When I consider the problems the virtual keyboard presents, I'm reminded of other fantastic technologies that got 80% of the way there, but couldn't get over the hump: OCR and voice recognition. Back in the 80's and 90's, everyone was certain that the last 20% was only a matter of more CPU power, incremental improvements to algorithms, etc, and that these would replace manual text entry in short order. Now they are considered... well they are rarely considered at all, except in highly-specialized applications.

So what would it take for the touchscreen and virtual keyboard (or some other touch-input method) take to get over this hump? When I consider the virtual keyboard, I have a single litmus test: could you write code on it? Yes, you could, but it would be akin to slowly dragging your knuckles across asphalt. You'd bleed and wonder why the hell you were putting yourself through it. So I look at the virtual keyboard and think: the day you can happily write code on one is the day it can replace a physical keyboard.

You might think to yourself, "well, you're a programmer, so of course you think this is the most important test", but this isn't really what I'm saying. What I'm saying is that typing is used to input much more than short messages and Google searches, and that program source code is a good bar by which to evaluate the capability of your input device. If you can easily input code, chances are you can easily input anything.

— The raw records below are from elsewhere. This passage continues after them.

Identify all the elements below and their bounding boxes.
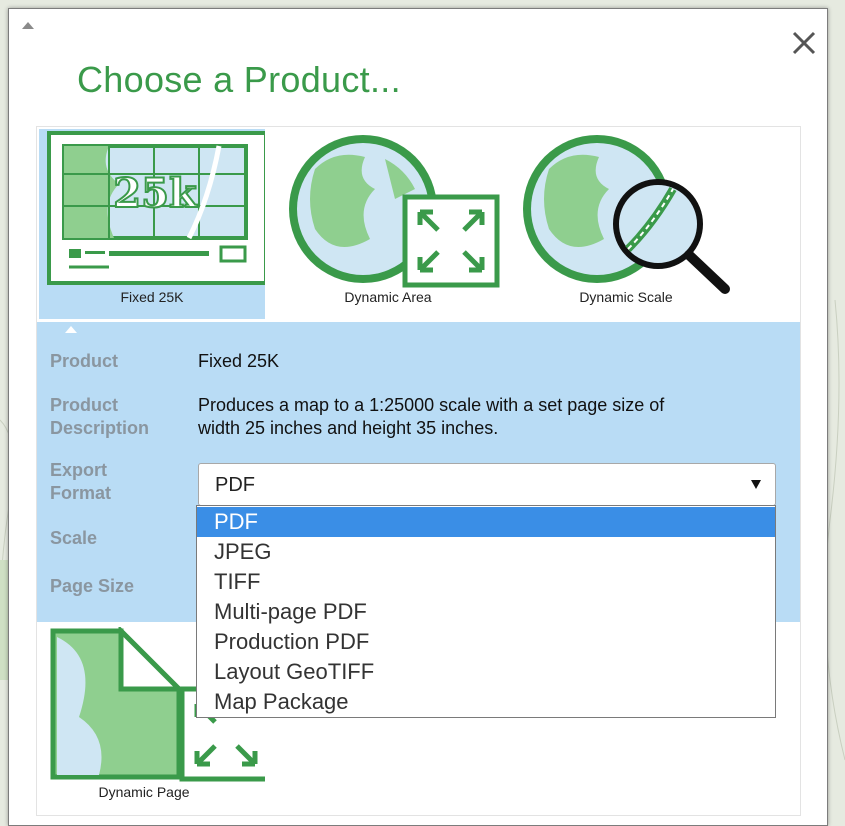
option-production-pdf[interactable]: Production PDF [197, 627, 775, 657]
description-line1: Produces a map to a 1:25000 scale with a… [198, 395, 665, 415]
collapse-caret-icon[interactable] [22, 22, 34, 29]
product-label: Dynamic Page [98, 784, 190, 800]
option-layout-geotiff[interactable]: Layout GeoTIFF [197, 657, 775, 687]
dropdown-arrow-icon [751, 480, 761, 489]
product-value: Fixed 25K [198, 351, 280, 371]
export-format-select[interactable]: PDF [198, 463, 776, 506]
export-format-selected-value: PDF [215, 474, 255, 496]
product-tile-fixed-25k[interactable]: 25k Fixed 25K [39, 129, 265, 319]
product-field-label: Product [50, 351, 119, 371]
description-label-line2: Description [50, 418, 150, 438]
product-label: Fixed 25K [120, 289, 184, 305]
dialog-title: Choose a Product... [77, 59, 401, 100]
description-label-line1: Product [50, 395, 119, 415]
export-format-dropdown-list: PDF JPEG TIFF Multi-page PDF Production … [196, 505, 776, 718]
export-format-label-line2: Format [50, 483, 112, 503]
scale-label: Scale [50, 528, 98, 548]
option-tiff[interactable]: TIFF [197, 567, 775, 597]
option-map-package[interactable]: Map Package [197, 687, 775, 717]
selection-caret-icon [65, 326, 77, 333]
svg-text:25k: 25k [113, 170, 198, 217]
product-label: Dynamic Area [344, 289, 432, 305]
description-line2: width 25 inches and height 35 inches. [198, 418, 499, 438]
product-label: Dynamic Scale [579, 289, 673, 305]
option-pdf[interactable]: PDF [197, 507, 775, 537]
product-tile-dynamic-scale[interactable]: Dynamic Scale [513, 129, 739, 319]
option-jpeg[interactable]: JPEG [197, 537, 775, 567]
option-multi-page-pdf[interactable]: Multi-page PDF [197, 597, 775, 627]
close-icon[interactable] [790, 25, 826, 61]
product-tile-dynamic-area[interactable]: Dynamic Area [275, 129, 501, 319]
export-format-label-line1: Export [50, 460, 108, 480]
page-size-label: Page Size [50, 576, 135, 596]
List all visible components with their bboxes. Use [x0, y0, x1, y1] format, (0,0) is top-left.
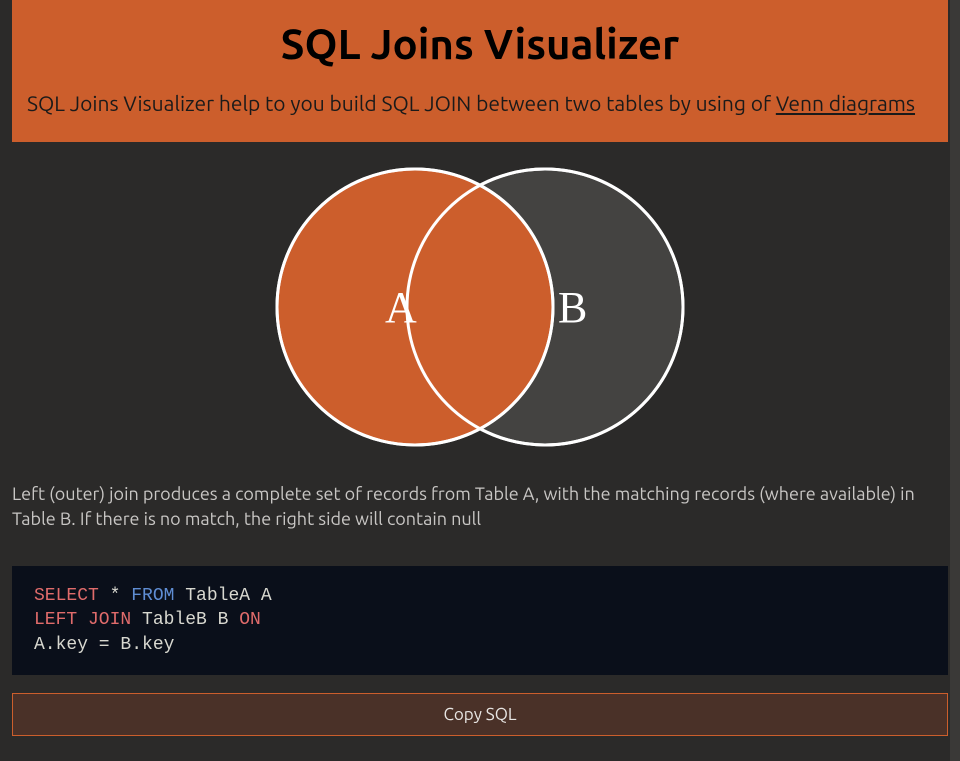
sql-token: TableB B	[131, 610, 239, 630]
subtitle-text: SQL Joins Visualizer help to you build S…	[27, 91, 776, 115]
venn-label-a: A	[385, 283, 417, 332]
sql-token: SELECT	[34, 586, 99, 606]
venn-diagram[interactable]: A B	[240, 162, 720, 452]
scrollbar-track[interactable]	[950, 0, 960, 761]
venn-diagram-container: A B	[12, 142, 948, 482]
copy-sql-button[interactable]: Copy SQL	[12, 693, 948, 736]
sql-token: ON	[239, 610, 261, 630]
venn-label-b: B	[558, 283, 587, 332]
page-title: SQL Joins Visualizer	[27, 20, 933, 67]
join-description: Left (outer) join produces a complete se…	[12, 482, 948, 531]
sql-pre: SELECT * FROM TableA A LEFT JOIN TableB …	[34, 584, 926, 657]
sql-token: A.key = B.key	[34, 635, 174, 655]
header-panel: SQL Joins Visualizer SQL Joins Visualize…	[12, 0, 948, 142]
page-subtitle: SQL Joins Visualizer help to you build S…	[27, 89, 933, 117]
venn-diagrams-link[interactable]: Venn diagrams	[776, 91, 915, 115]
sql-token: FROM	[131, 586, 174, 606]
sql-token: TableA A	[174, 586, 271, 606]
sql-token: *	[99, 586, 131, 606]
sql-token: LEFT JOIN	[34, 610, 131, 630]
sql-code-block: SELECT * FROM TableA A LEFT JOIN TableB …	[12, 566, 948, 675]
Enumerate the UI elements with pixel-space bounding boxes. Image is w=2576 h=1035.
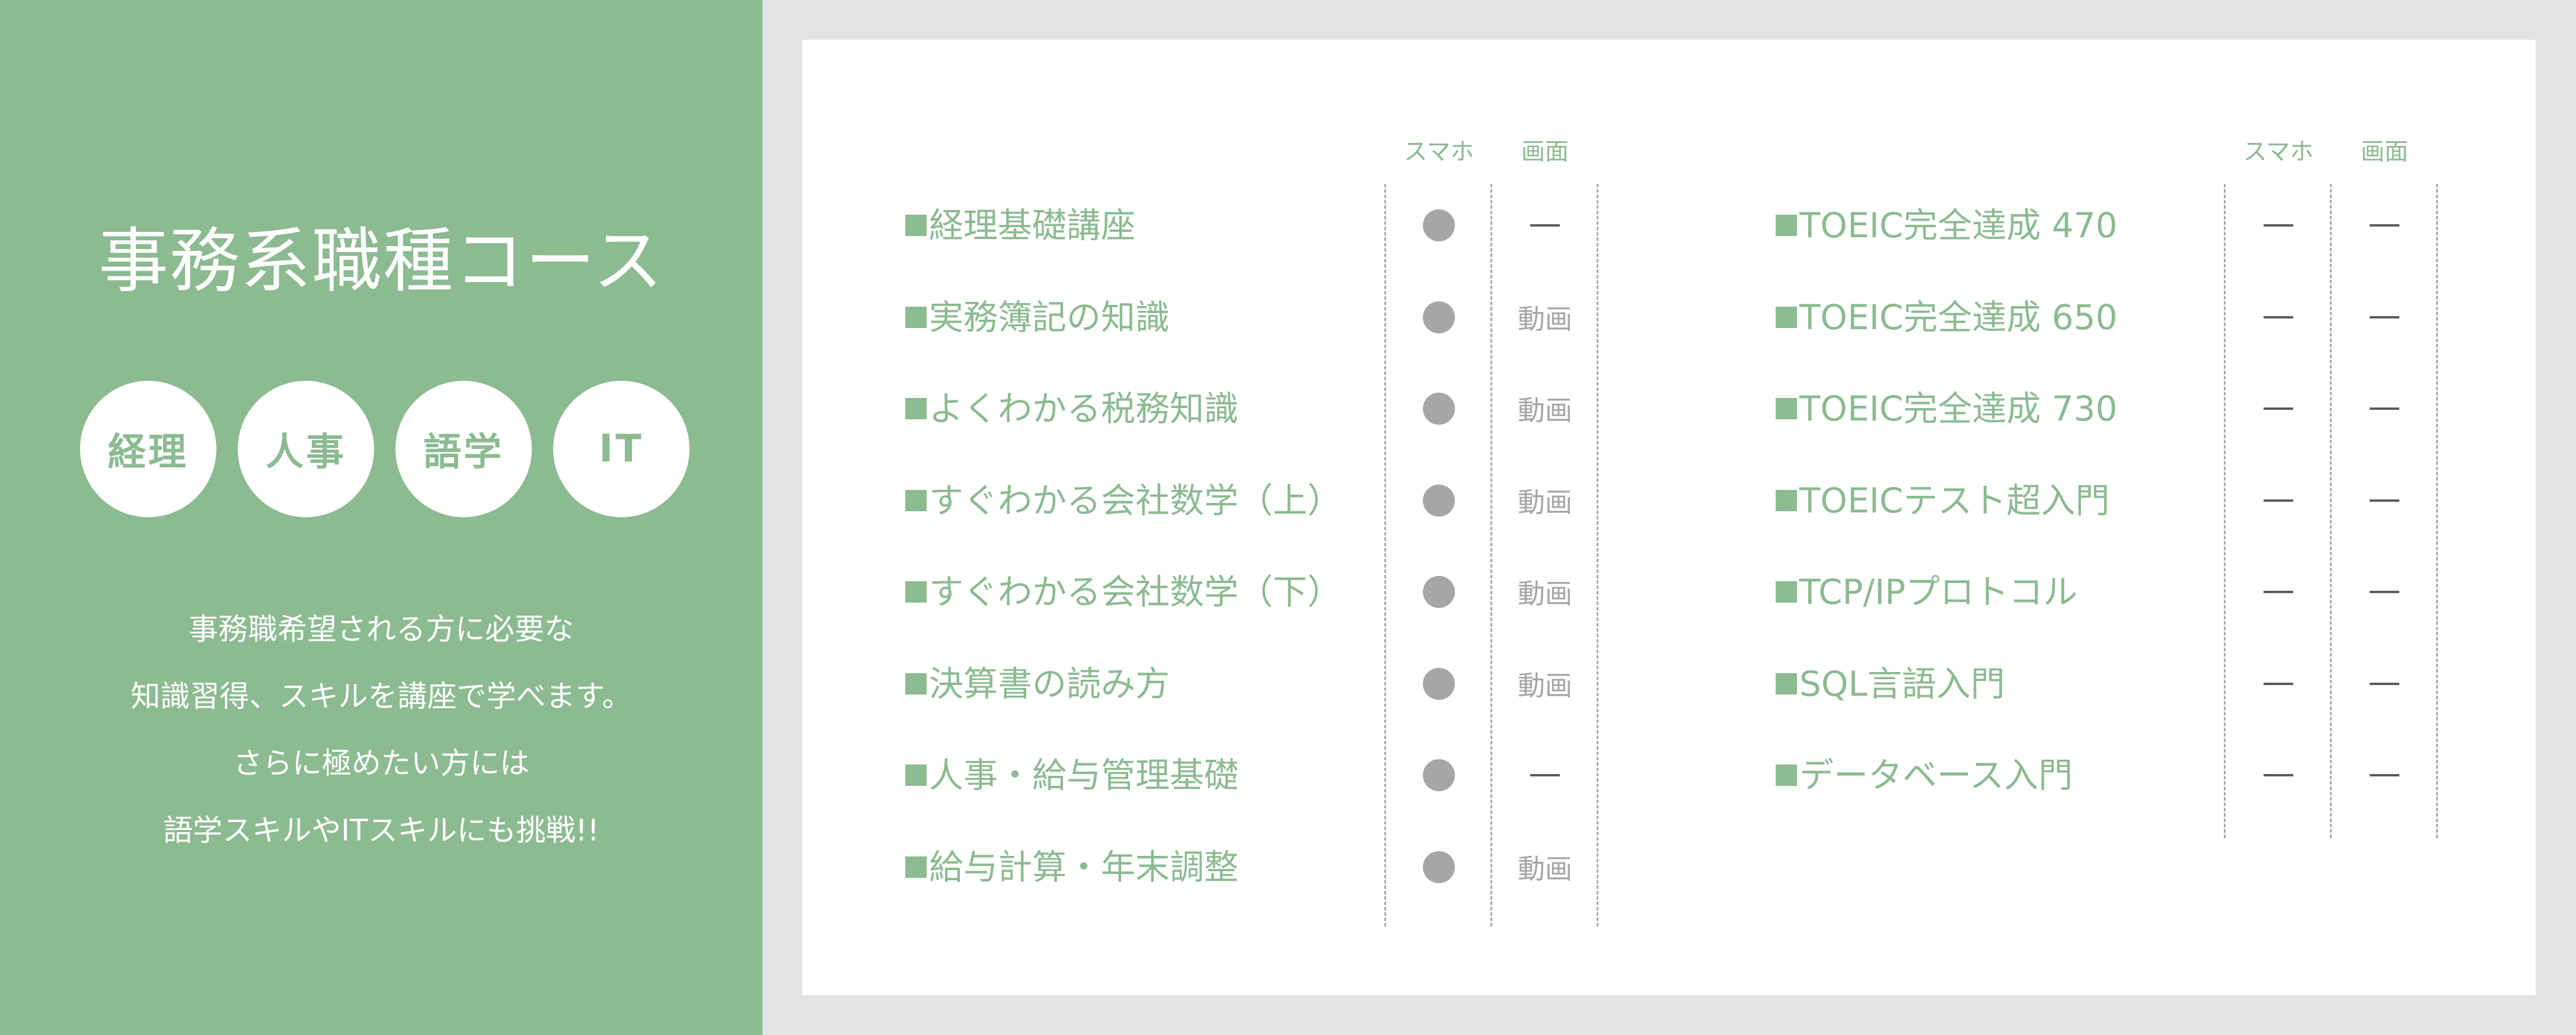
unavailable-dash-icon	[2370, 407, 2399, 410]
course-name: TCP/IPプロトコル	[1799, 572, 2078, 612]
course-row[interactable]: データベース入門	[0, 746, 2576, 805]
description: 事務職希望される方に必要な 知識習得、スキルを講座で学べます。 さらに極めたい方…	[0, 596, 762, 864]
smartphone-availability-cell	[2226, 196, 2331, 255]
column-header-smartphone: スマホ	[1403, 138, 1474, 165]
course-row[interactable]: SQL言語入門	[0, 654, 2576, 714]
unavailable-dash-icon	[2370, 591, 2399, 593]
course-name-link[interactable]: TCP/IPプロトコル	[1776, 562, 2077, 622]
course-name-link[interactable]: TOEIC完全達成 730	[1776, 379, 2117, 438]
course-name-link[interactable]: TOEICテスト超入門	[1776, 471, 2109, 530]
course-row[interactable]: TOEIC完全達成 730	[0, 379, 2576, 438]
column-header-screen: 画面	[2361, 138, 2408, 165]
smartphone-availability-cell	[2226, 471, 2331, 530]
smartphone-availability-cell	[2226, 379, 2331, 438]
course-name: TOEIC完全達成 650	[1799, 297, 2118, 337]
square-bullet-icon	[905, 856, 927, 878]
unavailable-dash-icon	[2264, 316, 2293, 319]
smartphone-availability-cell	[1387, 837, 1491, 897]
course-row[interactable]: TOEIC完全達成 650	[0, 288, 2576, 347]
screen-availability-cell	[2332, 196, 2437, 255]
smartphone-availability-cell	[2226, 288, 2331, 347]
square-bullet-icon	[1776, 398, 1797, 419]
course-name-link[interactable]: 給与計算・年末調整	[905, 837, 1238, 897]
unavailable-dash-icon	[2264, 224, 2293, 227]
unavailable-dash-icon	[2370, 224, 2399, 227]
square-bullet-icon	[1776, 673, 1797, 695]
course-name: データベース入門	[1799, 755, 2073, 795]
course-name: TOEIC完全達成 470	[1799, 205, 2118, 246]
video-label: 動画	[1518, 852, 1572, 885]
square-bullet-icon	[1776, 215, 1797, 236]
screen-availability-cell	[2332, 288, 2437, 347]
square-bullet-icon	[1776, 306, 1797, 328]
smartphone-availability-cell	[2226, 562, 2331, 622]
column-header-smartphone: スマホ	[2243, 138, 2314, 165]
column-header-screen: 画面	[1521, 138, 1569, 165]
smartphone-availability-cell	[2226, 746, 2331, 805]
unavailable-dash-icon	[2370, 316, 2399, 319]
unavailable-dash-icon	[2264, 407, 2293, 410]
smartphone-availability-cell	[2226, 654, 2331, 714]
course-name: TOEIC完全達成 730	[1799, 388, 2118, 429]
screen-availability-cell	[2332, 562, 2437, 622]
course-name-link[interactable]: TOEIC完全達成 470	[1776, 196, 2117, 255]
unavailable-dash-icon	[2264, 774, 2293, 776]
unavailable-dash-icon	[2370, 682, 2399, 685]
unavailable-dash-icon	[2370, 499, 2399, 502]
screen-availability-cell	[2332, 471, 2437, 530]
unavailable-dash-icon	[2264, 499, 2293, 502]
course-row[interactable]: TCP/IPプロトコル	[0, 562, 2576, 622]
screen-availability-cell	[2332, 746, 2437, 805]
course-row[interactable]: 給与計算・年末調整 動画	[0, 837, 2576, 897]
course-name: TOEICテスト超入門	[1799, 480, 2110, 521]
course-name: SQL言語入門	[1799, 663, 2005, 704]
square-bullet-icon	[1776, 765, 1797, 786]
screen-availability-cell: 動画	[1493, 837, 1597, 897]
screen-availability-cell	[2332, 379, 2437, 438]
screen-availability-cell	[2332, 654, 2437, 714]
course-name-link[interactable]: TOEIC完全達成 650	[1776, 288, 2117, 347]
course-row[interactable]: TOEIC完全達成 470	[0, 196, 2576, 255]
course-name-link[interactable]: データベース入門	[1776, 746, 2073, 805]
course-name-link[interactable]: SQL言語入門	[1776, 654, 2005, 714]
unavailable-dash-icon	[2264, 682, 2293, 685]
unavailable-dash-icon	[2370, 774, 2399, 776]
square-bullet-icon	[1776, 489, 1797, 511]
course-name: 給与計算・年末調整	[929, 846, 1239, 887]
available-circle-icon	[1423, 851, 1455, 883]
unavailable-dash-icon	[2264, 591, 2293, 593]
square-bullet-icon	[1776, 581, 1797, 603]
course-row[interactable]: TOEICテスト超入門	[0, 471, 2576, 530]
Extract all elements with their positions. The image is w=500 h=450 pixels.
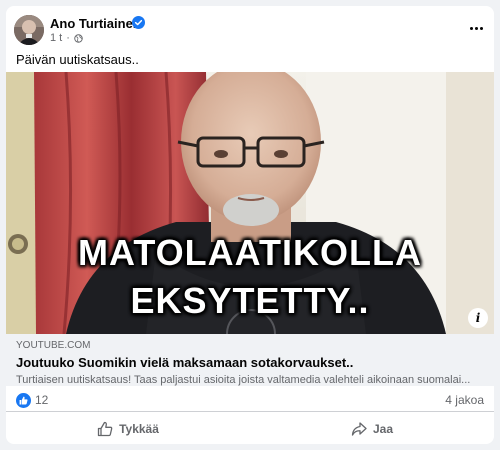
post-header: Ano Turtiainen 1 t · — [6, 6, 494, 46]
thumbnail-caption-line-2: EKSYTETTY.. — [130, 280, 370, 321]
post-actions: Tykkää Jaa — [6, 414, 494, 444]
link-title[interactable]: Joutuuko Suomikin vielä maksamaan sotako… — [16, 355, 484, 370]
share-count[interactable]: 4 jakoa — [445, 393, 484, 407]
author-avatar[interactable] — [14, 15, 44, 45]
share-arrow-icon — [351, 422, 367, 436]
post-meta: 1 t · — [50, 32, 83, 44]
verified-icon — [132, 16, 145, 29]
video-thumbnail[interactable]: MATOLAATIKOLLA EKSYTETTY.. i — [6, 72, 494, 334]
like-button[interactable]: Tykkää — [6, 414, 250, 444]
reaction-count: 12 — [35, 393, 49, 407]
link-description: Turtiaisen uutiskatsaus! Taas paljastui … — [16, 374, 471, 386]
more-options-icon[interactable] — [466, 20, 486, 36]
like-reaction-icon — [16, 392, 31, 408]
share-button[interactable]: Jaa — [250, 414, 494, 444]
post-card: Ano Turtiainen 1 t · Päivän uutiskatsaus… — [6, 6, 494, 444]
post-text: Päivän uutiskatsaus.. — [16, 52, 139, 67]
share-label: Jaa — [372, 422, 394, 436]
thumbs-up-icon — [97, 421, 113, 437]
reactions-summary[interactable]: 12 — [16, 392, 49, 408]
engagement-stats: 12 4 jakoa — [6, 386, 494, 412]
thumbnail-caption-line-1: MATOLAATIKOLLA — [78, 232, 422, 273]
avatar-image — [14, 15, 44, 45]
post-time[interactable]: 1 t — [50, 32, 62, 44]
like-label: Tykkää — [119, 422, 159, 436]
link-domain: YOUTUBE.COM — [16, 340, 91, 351]
link-preview[interactable]: YOUTUBE.COM Joutuuko Suomikin vielä maks… — [6, 334, 494, 386]
author-name[interactable]: Ano Turtiainen — [50, 16, 141, 31]
info-icon[interactable]: i — [468, 308, 488, 328]
meta-separator: · — [66, 32, 70, 44]
globe-icon — [74, 33, 83, 43]
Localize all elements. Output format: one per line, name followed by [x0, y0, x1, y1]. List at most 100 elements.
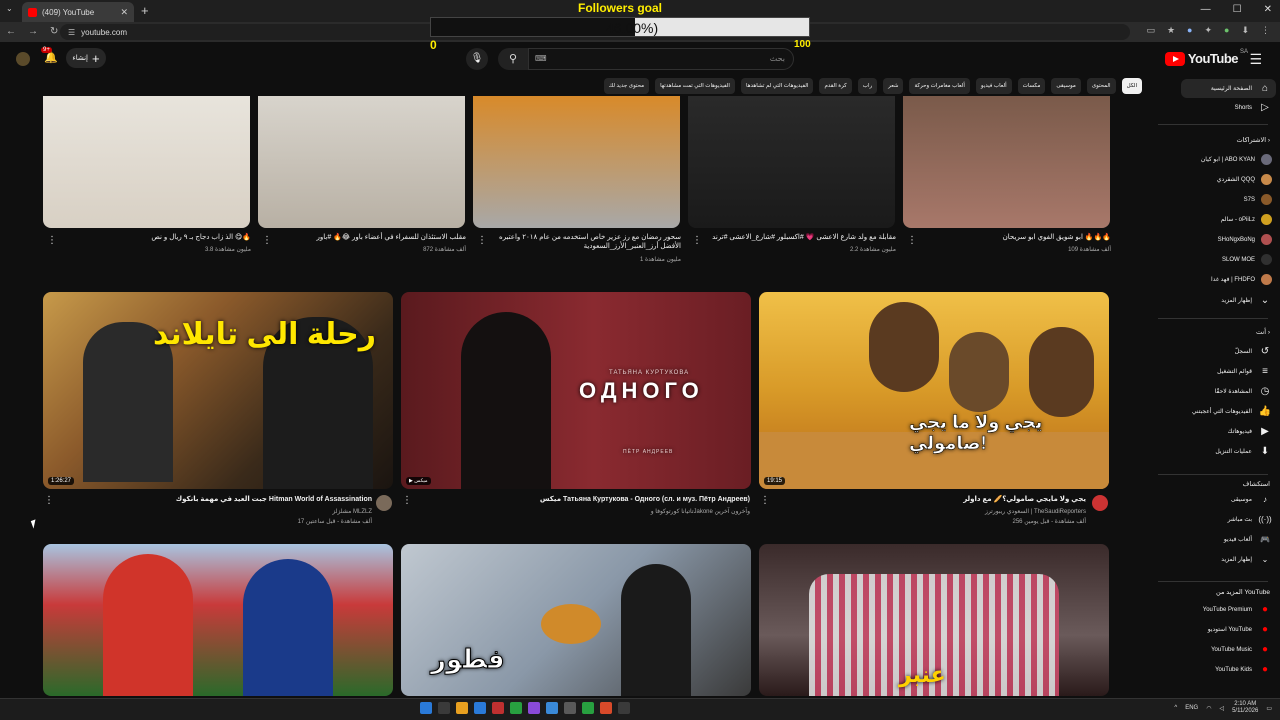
filter-chip[interactable]: شعر — [883, 78, 904, 94]
taskbar-app-icon[interactable] — [546, 702, 558, 714]
sidebar-subscription[interactable]: S7S — [1244, 194, 1272, 205]
you-heading[interactable]: أنت › — [1256, 328, 1270, 336]
filter-chip[interactable]: ألعاب فيديو — [975, 78, 1012, 94]
video-title[interactable]: الذ زاب دجاج بـ ٩ ريال و نص 😋🔥 — [57, 233, 251, 242]
video-thumbnail[interactable] — [473, 96, 680, 228]
keyboard-icon[interactable]: ⌨ — [535, 54, 547, 63]
sidebar-item-you[interactable]: السجلّ ↺ — [1235, 346, 1272, 357]
video-title[interactable]: جبت العيد في مهمة بانكوك Hitman World of… — [100, 495, 372, 504]
video-thumbnail[interactable] — [43, 96, 250, 228]
video-thumbnail[interactable] — [688, 96, 895, 228]
filter-chip[interactable]: مكسات — [1017, 78, 1046, 94]
more-actions-icon[interactable]: ⋮ — [402, 495, 412, 506]
filter-chip[interactable]: محتوى جديد لك — [603, 78, 650, 94]
video-thumbnail[interactable]: عنبر — [759, 544, 1109, 696]
sidebar-subscription[interactable]: سالم - oPiiLz — [1221, 214, 1272, 225]
taskbar-app-icon[interactable] — [438, 702, 450, 714]
video-title[interactable]: ابو شويق الفوي ابو سريحان 🔥🔥🔥 — [917, 233, 1111, 242]
wifi-icon[interactable]: ◠ — [1206, 705, 1211, 712]
taskbar-app-icon[interactable] — [420, 702, 432, 714]
video-thumbnail[interactable] — [903, 96, 1110, 228]
taskbar-app-icon[interactable] — [618, 702, 630, 714]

I can see a potential shift in programming itself to allow for developing code on touchscreens. Gesture-based programming languages seems a promising avenue, although I have difficulty imagining what one might look like or how it could be applied to problems that are inherently text-oriented. Context-aware text prediction might also help, although we already have something similar in IDE's that doesn't seem encouraging (another solution that can't achieve the last 20%). In any case, if some new way of writing code can be developed, the technique may find general application for touchscreen input.

In any case, when I consider the hurdles to achieving efficient text input on touch devices, I think we will be seeing hybrid devices for the duration. It's one of those technologies that seems so close that it cannot fail to reach the finish line, unfortunately the track it is running on appears logarithmic, so the goal is much further away than it might seem.